Although we are proud that the curve dropped and our measures were successful, this does not prevent us from being aware of a possible new curve for December this year.
One critical action to manage patient flow was establishing telemedicine services. We identify potential vulnerable doctors for COVID-19 and take them out from the ER to do telemedicine. We developed a health campaign and trained our physicians to deliver accurate information, pre-screening for COVID-19 symptoms and identify severity levels to determine the next steps (house confinement versus a visit to the ER, for example). This led us to reinforce virtual consultation or telehealth hotlines, so patients can go through triage by themselves and ask for instructions. By this method, patients get personalized attention by phone. Each hotline receives almost 10,000 calls on a single day on a service line that used to manage just 1,000 calls per day. The lines offer care recommendations, but also serve indirect purposes. Using telehealth discourages face-to-face consultation with patients presenting mild symptoms, while still offering opportunities to advise high-risk patients according to their needs and biological risk.
Another critical situation this outbreak provoked was to adapt our facilities in the emergency network, which have different infrastructure and security features, forcing us to standardize care procedures in these facilities, with the aim to improve general conditions and biosecurity protocols for all healthcare providers. An unexpected result was discovering that hidden costs were minimized.
We defined several strategies and scenarios. These include standardization across our practice. Our first strategy is to concentrate the care of patients with respiratory symptoms in specific locations, while leaving a narrow corridor to attend non-COVID emergencies. An adjacent strategy is to standardize other locations for regular consultation, leaving a narrow corridor in case a clueless patient with respiratory symptoms arrives at that facility. In that case, we establish clear transit routes to avoid generating flow crossings with biological risk. This action achieved better care and patient management with fewer adverse events, without requiring additional action from spread-thin healthcare personnel.

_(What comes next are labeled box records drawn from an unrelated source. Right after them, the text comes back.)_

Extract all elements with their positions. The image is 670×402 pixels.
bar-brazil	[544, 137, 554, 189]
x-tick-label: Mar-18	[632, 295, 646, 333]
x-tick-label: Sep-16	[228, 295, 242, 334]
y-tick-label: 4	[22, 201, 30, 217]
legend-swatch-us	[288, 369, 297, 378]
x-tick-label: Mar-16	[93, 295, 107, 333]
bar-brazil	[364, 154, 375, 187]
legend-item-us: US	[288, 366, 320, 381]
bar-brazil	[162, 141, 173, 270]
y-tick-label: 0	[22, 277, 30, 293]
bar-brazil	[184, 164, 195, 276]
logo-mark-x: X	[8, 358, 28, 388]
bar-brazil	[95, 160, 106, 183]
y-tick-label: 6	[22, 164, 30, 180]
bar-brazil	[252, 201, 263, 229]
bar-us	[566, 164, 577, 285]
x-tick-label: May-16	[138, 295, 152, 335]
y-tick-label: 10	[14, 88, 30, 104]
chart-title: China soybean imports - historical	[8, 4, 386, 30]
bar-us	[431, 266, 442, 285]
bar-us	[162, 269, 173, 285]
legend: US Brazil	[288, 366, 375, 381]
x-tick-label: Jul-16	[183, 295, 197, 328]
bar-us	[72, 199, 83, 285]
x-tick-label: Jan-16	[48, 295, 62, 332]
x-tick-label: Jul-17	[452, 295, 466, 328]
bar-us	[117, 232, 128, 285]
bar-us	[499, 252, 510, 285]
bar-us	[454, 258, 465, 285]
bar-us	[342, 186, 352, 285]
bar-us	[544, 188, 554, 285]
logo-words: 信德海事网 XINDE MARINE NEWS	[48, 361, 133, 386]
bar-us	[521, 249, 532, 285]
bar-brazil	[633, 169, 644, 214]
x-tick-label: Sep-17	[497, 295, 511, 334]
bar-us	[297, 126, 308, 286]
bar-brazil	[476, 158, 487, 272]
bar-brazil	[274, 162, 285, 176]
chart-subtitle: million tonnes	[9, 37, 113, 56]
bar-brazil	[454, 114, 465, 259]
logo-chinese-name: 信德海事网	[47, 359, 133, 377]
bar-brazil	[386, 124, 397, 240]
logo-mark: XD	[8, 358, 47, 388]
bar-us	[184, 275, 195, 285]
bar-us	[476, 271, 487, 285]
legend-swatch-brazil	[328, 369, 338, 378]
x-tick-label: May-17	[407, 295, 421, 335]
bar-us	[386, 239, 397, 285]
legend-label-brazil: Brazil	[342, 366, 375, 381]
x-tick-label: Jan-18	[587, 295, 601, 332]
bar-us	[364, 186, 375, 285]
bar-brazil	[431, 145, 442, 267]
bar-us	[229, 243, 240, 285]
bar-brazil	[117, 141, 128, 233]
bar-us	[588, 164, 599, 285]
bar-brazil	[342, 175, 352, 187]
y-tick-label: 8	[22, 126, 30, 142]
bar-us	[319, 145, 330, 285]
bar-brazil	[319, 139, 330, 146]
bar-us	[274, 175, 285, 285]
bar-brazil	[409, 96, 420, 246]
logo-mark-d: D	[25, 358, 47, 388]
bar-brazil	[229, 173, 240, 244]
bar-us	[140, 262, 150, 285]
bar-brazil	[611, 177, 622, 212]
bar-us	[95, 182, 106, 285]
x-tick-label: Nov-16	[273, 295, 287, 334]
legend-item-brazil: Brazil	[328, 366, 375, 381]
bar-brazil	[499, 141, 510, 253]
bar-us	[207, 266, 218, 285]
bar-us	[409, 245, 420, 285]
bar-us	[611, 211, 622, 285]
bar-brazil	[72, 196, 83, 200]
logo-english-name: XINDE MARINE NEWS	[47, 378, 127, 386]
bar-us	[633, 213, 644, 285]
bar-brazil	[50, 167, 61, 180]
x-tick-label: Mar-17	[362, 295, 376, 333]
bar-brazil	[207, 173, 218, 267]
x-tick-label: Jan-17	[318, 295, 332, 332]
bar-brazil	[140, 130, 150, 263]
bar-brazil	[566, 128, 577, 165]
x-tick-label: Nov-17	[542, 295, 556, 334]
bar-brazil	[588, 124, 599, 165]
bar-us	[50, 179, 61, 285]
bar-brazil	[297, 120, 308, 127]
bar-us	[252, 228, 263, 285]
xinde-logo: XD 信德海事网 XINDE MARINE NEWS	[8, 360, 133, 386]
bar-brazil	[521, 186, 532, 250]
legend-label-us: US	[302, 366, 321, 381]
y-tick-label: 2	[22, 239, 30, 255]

We are still learning; this is new to us all. We thought we had an idea of what to expect when we responded to an event of multiple victims. This far exceeds the projection we had, since it is considerably longer in time and involves all the hospital networks and resources. For those of us who have had experience in tactical medicine and emergencies, it can be stimulating, but we must recognize the vulnerability in our teams. Many teams have not been exposed to this type of risk before, so we must be alert to signs of fatigue, wear, and burnout as they can result in preventable adverse events that might put the entire service at risk.